Fanfic / Fanfiction Penumbra grega - Liga Peloponeso

A noite caia sob a Grécia, o palácio começava a ficar em silêncio e escuro. No quarto andar estava Xena em sua sala privada, deitada em cima do tapete de pelos, ao lado da lareira que queimava com toda força. Ela observava um anel com um diamante em seu dedo, anel este entregue a ela no dia em que jurou proteger a Grécia a todo custo. Olhava com atenção a joia e parecia procurar por algo a muito tempo esquecido. 

-Você está com medo?- Solan apareceu na sala e Xena levantou a cabeça.

-Estou.- Ela respondeu para o garoto que entrou na sala sem ser visto.

Solan caminhou até a lareira e se sentou no chão ao lado de sua mãe, que voltou a deitar a cabeça.

-O que está acontecendo?- Sem tirar o olho do vazio Xena respondeu:

-Eu acho que vamos entrar em guerra com alguns territórios gregos que não concordam com o Estado totalitário militar.

-Vulgo, seu Estado.

-Sim.

-São estados fortes?- Solan parecia preocupado.

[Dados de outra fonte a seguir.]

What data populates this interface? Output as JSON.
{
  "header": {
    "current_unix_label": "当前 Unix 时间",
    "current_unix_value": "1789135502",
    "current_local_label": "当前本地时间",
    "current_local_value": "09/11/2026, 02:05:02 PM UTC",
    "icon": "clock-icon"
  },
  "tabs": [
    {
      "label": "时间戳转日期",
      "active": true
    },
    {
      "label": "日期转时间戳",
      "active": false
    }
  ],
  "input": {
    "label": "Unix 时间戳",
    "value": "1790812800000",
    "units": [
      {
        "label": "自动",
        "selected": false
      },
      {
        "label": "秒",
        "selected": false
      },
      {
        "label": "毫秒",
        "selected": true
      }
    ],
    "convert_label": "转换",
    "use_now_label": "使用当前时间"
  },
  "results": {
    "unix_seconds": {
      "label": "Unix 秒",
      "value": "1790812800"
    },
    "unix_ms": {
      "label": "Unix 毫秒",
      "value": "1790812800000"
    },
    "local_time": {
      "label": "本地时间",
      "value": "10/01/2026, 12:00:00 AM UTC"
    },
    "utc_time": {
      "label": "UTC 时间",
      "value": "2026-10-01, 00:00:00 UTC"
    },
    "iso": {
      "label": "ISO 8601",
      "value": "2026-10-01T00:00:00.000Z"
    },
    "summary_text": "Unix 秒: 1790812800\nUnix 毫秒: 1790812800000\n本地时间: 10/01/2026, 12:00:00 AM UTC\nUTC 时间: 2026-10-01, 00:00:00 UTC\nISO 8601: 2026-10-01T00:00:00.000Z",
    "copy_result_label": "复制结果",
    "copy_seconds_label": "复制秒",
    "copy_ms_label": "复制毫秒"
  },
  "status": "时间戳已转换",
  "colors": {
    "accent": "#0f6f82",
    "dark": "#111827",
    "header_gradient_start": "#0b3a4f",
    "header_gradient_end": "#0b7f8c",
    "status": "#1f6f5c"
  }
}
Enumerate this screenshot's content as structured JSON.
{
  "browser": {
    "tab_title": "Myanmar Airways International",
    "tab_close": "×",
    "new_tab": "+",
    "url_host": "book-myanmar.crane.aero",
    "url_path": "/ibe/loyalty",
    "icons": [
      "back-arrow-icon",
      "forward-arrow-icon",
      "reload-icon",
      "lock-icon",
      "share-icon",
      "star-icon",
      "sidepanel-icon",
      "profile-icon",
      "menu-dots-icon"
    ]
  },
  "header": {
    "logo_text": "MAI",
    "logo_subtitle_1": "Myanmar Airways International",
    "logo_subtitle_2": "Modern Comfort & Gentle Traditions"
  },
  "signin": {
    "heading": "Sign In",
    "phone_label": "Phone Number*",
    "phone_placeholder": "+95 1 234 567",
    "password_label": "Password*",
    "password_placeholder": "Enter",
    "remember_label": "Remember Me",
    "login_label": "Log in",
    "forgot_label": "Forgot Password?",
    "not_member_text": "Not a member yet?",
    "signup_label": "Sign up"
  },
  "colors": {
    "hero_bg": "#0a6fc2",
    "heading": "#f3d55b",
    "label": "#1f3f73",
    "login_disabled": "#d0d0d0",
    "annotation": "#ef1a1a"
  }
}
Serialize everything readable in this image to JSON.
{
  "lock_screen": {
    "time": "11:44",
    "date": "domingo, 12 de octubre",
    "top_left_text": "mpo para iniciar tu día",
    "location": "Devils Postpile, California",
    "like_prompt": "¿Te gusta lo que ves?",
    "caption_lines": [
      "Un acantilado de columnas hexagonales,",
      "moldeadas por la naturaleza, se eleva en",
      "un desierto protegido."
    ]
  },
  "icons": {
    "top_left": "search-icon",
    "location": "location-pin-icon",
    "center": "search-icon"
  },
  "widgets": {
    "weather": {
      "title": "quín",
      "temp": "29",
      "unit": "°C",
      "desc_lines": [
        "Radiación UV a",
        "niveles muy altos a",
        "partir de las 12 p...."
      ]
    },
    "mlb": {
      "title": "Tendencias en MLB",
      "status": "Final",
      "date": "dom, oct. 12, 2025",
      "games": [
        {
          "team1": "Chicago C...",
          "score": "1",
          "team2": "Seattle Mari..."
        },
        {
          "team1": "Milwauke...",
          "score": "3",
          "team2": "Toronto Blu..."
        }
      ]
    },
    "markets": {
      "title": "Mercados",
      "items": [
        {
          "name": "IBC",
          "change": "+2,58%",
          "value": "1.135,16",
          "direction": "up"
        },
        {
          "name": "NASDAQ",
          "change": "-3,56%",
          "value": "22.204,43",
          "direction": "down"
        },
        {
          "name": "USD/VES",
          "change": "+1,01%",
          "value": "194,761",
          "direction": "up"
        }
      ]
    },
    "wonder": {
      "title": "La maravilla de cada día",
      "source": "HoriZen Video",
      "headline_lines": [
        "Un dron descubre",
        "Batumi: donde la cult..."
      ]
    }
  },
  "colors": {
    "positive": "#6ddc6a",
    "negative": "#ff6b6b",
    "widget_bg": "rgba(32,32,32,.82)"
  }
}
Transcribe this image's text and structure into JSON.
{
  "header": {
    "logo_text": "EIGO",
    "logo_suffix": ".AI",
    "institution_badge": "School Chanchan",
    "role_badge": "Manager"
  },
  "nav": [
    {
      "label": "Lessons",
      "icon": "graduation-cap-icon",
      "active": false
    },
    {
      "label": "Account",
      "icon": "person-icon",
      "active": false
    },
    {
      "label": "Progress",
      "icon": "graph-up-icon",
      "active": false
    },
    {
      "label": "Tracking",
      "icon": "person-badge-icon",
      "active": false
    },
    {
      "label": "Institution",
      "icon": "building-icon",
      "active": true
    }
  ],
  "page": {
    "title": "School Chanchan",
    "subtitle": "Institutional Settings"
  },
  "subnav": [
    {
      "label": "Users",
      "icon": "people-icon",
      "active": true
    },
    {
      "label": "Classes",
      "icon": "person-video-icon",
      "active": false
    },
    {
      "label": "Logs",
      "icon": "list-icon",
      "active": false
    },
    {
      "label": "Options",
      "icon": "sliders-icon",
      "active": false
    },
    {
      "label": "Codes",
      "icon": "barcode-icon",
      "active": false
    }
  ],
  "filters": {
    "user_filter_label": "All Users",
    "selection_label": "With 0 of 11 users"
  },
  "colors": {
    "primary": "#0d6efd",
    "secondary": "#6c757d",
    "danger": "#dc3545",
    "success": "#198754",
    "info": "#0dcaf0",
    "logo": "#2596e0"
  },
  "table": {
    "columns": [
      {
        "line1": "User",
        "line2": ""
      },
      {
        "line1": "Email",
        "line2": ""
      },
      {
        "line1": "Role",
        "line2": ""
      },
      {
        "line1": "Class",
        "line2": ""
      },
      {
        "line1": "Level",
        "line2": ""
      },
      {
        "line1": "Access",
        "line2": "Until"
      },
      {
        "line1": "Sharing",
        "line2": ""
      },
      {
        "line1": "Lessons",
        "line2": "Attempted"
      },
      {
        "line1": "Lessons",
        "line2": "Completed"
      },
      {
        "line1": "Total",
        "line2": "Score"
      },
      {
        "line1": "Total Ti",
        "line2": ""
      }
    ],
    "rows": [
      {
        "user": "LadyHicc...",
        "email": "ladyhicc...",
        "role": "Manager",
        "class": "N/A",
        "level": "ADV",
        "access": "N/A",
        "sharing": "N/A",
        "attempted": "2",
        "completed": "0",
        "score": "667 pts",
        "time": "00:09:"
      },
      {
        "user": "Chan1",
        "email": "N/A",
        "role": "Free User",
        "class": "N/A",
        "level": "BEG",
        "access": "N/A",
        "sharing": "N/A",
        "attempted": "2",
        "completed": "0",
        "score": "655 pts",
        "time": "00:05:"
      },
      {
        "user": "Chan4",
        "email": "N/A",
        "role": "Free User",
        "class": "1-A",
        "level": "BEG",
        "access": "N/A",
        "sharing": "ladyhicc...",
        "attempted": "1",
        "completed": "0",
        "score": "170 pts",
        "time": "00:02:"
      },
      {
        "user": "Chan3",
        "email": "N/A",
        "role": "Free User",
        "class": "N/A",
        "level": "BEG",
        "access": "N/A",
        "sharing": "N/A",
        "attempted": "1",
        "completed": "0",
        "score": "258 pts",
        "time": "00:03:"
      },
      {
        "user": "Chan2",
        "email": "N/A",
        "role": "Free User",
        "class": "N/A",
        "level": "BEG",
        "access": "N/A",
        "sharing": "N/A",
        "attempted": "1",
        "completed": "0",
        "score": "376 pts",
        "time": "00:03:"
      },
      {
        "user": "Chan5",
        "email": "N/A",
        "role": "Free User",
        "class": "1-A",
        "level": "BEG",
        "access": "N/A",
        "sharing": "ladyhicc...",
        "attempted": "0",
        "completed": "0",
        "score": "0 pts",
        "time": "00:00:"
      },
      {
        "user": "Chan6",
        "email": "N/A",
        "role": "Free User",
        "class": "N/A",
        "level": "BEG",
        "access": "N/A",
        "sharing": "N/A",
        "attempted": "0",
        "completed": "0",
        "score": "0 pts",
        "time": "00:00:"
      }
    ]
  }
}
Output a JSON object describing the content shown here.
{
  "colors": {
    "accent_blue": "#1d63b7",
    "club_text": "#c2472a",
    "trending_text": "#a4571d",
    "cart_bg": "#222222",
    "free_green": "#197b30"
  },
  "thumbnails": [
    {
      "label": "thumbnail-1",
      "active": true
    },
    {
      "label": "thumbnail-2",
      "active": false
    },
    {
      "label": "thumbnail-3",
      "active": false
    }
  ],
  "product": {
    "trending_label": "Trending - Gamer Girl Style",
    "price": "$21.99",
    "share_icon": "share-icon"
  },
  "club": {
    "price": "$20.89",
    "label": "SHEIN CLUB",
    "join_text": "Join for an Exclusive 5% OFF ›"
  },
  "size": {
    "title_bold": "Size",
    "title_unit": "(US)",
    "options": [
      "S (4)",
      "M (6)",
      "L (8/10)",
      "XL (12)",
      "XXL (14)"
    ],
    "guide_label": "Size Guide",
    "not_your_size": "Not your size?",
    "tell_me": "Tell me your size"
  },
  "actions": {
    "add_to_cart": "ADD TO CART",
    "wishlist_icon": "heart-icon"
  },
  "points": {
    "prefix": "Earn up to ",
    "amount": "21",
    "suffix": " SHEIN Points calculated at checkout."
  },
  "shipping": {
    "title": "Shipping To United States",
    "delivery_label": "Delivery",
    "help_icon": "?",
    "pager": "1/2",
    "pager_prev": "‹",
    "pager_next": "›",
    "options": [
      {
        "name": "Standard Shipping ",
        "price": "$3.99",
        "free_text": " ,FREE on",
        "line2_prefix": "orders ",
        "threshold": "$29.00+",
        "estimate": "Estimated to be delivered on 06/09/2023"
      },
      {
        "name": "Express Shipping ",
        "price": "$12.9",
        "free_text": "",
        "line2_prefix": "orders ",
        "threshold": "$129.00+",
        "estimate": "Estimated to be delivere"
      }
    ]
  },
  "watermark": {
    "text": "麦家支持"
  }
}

-Atenas.- A imperatriz pareceu rir de nervoso. – E todos os territórios que compõe a liga de Delos. 

Solan engoliu a seco e olhou o fogo. Aquilo era algo grande. Atenas era uma cidade revolucionária e possivelmente estava tentando implantar uma nova forma de governo. Eles queriam investir em crescimento econômico, mas o Estado militar demandava mais dinheiro em armamento e soldados do que outros recursos.

-Nós fazemos parte de qual liga?- O rapaz perguntou.

-Liga do Peloponeso…- Xena fez uma pausa e notou que seu filho estava perdido. -Kaleipus não te ensinou isso?

-Centauros só ligam para o punhado de terra deles. 

-Bom…- Xena se sentou. -A liga do Peloponeso é composta pelos territórios que estão dentro da península Peloponeso, esses são Esparta, Acaia, Tessália, Corinto, Argos, Élida, Epidauro, Mantineia, Olímpia  e Pilos.  Esparta era líder desse território desde sempre, até Corinto se tornar o estado economicamente mais forte e atrair outros territórios da Grécia central, como Tebas, Delfos, Loyola e outros. Porém, Solan, Esparta continua sendo o estado militar mais poderoso na península.

-E o que deu errado?

-O que deu errado é que Esparta antes mesmo de eu nascer, pregava o Estado autoritário. Para os Espartanos, a guerra comanda o mundo. Diferente de Atenas, que é sonhadora e acredita na democracia. A Grécia sempre esteve dividida, mas agora parece que Atenas está apelando, fizeram aliança com os países do Egeu e Ásia menor. Querem destruir o sistema autoritário militar e implantar a civilizada democracia.- Xena terminou com ironia. 

-O que tem de ruim com a democracia?- Solan perguntou.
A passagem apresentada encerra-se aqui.